Wagdi Kala
Wagdi Kala

Reputation: 53

Why once I've declared a reference as a const then it can take a different type of data?

Hello i'm trying to figure out this thing..

Say i have this code.

int a = 5;
double& b = a; //Error.

Then once I've declared the second line as a const the compiler doesn't complain anymore.

const double& b = a; //Correct.

what is really going on behind the scene, why const solves the problem.

Upvotes: 5

Views: 117

Answers (2)

jrok
jrok

Reputation: 55395

An int needs to be converted to double first. That conversion yields a prvalue temporary and these can't bind to references to non-const.
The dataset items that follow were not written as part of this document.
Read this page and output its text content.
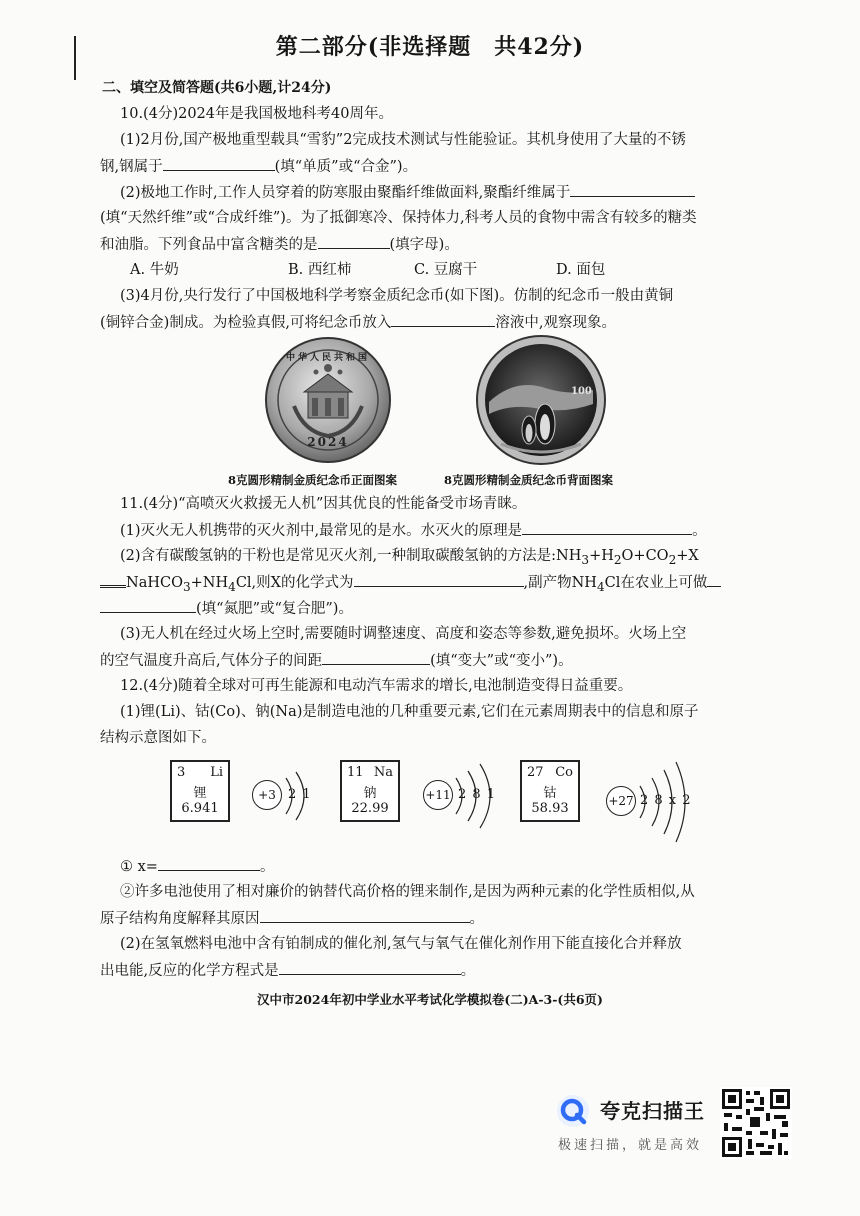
第二部分(非选择题　共42分)
二、填空及简答题(共6小题,计24分)
10.(4分)2024年是我国极地科考40周年。
(1)2月份,国产极地重型载具“雪豹”2完成技术测试与性能验证。其机身使用了大量的不锈
钢,钢属于	(填“单质”或“合金”)。
(2)极地工作时,工作人员穿着的防寒服由聚酯纤维做面料,聚酯纤维属于
(填“天然纤维”或“合成纤维”)。为了抵御寒冷、保持体力,科考人员的食物中需含有较多的糖类
和油脂。下列食品中富含糖类的是	(填字母)。
A. 牛奶	B. 西红柿	C. 豆腐干	D. 面包
(3)4月份,央行发行了中国极地科学考察金质纪念币(如下图)。仿制的纪念币一般由黄铜
(铜锌合金)制成。为检验真假,可将纪念币放入	溶液中,观察现象。
2024
中华人民共和国
100
8克圆形精制金质纪念币正面图案	8克圆形精制金质纪念币背面图案
11.(4分)“高喷灭火救援无人机”因其优良的性能备受市场青睐。
(1)灭火无人机携带的灭火剂中,最常见的是水。水灭火的原理是	。
(2)含有碳酸氢钠的干粉也是常见灭火剂,一种制取碳酸氢钠的方法是$:NH_3+H_2O+CO_2+X$
$NaHCO_3+NH_4Cl$,则X的化学式为	,副产物$NH_4Cl$在农业上可做
(填“氮肥”或“复合肥”)。
(3)无人机在经过火场上空时,需要随时调整速度、高度和姿态等参数,避免损坏。火场上空
的空气温度升高后,气体分子的间距	(填“变大”或“变小”)。
12.(4分)随着全球对可再生能源和电动汽车需求的增长,电池制造变得日益重要。
(1)锂(Li)、钴(Co)、钠(Na)是制造电池的几种重要元素,它们在元素周期表中的信息和原子
结构示意图如下。
3 Li
锂
6.941
+3 2 1
11 Na
钠
22.99
+11 2 8 1
27 Co
钴
58.93	+27 2 8 x 2
① x=	。
②许多电池使用了相对廉价的钠替代高价格的锂来制作,是因为两种元素的化学性质相似,从
原子结构角度解释其原因	。
(2)在氢氧燃料电池中含有铂制成的催化剂,氢气与氧气在催化剂作用下能直接化合并释放
出电能,反应的化学方程式是	。
汉中市2024年初中学业水平考试化学模拟卷(二)A-3-(共6页)
夸克扫描王
极速扫描，就是高效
A reference to const will extend the lifetime of the temporary that would otherwise be destroyed at the end of the expression it was created in.

{
    int a = 0;
    float f = a; // a temporary float is created here, its value is copied to
                 // f and then it dies
    const double& d = a; // a temporary double is created here and is bound to 
                         // the const-ref
}   // and here it dies together with d

If you're wondering what a prvalue is, here's a nice SO thread about value categories.

Upvotes: 7

James Kanze
James Kanze

Reputation: 153909

What's happening behind the scenes is an implicit conversion of an int to a double. The result of an implicit conversion is not an lvalue, so it cannot be used to initialize a non-const reference.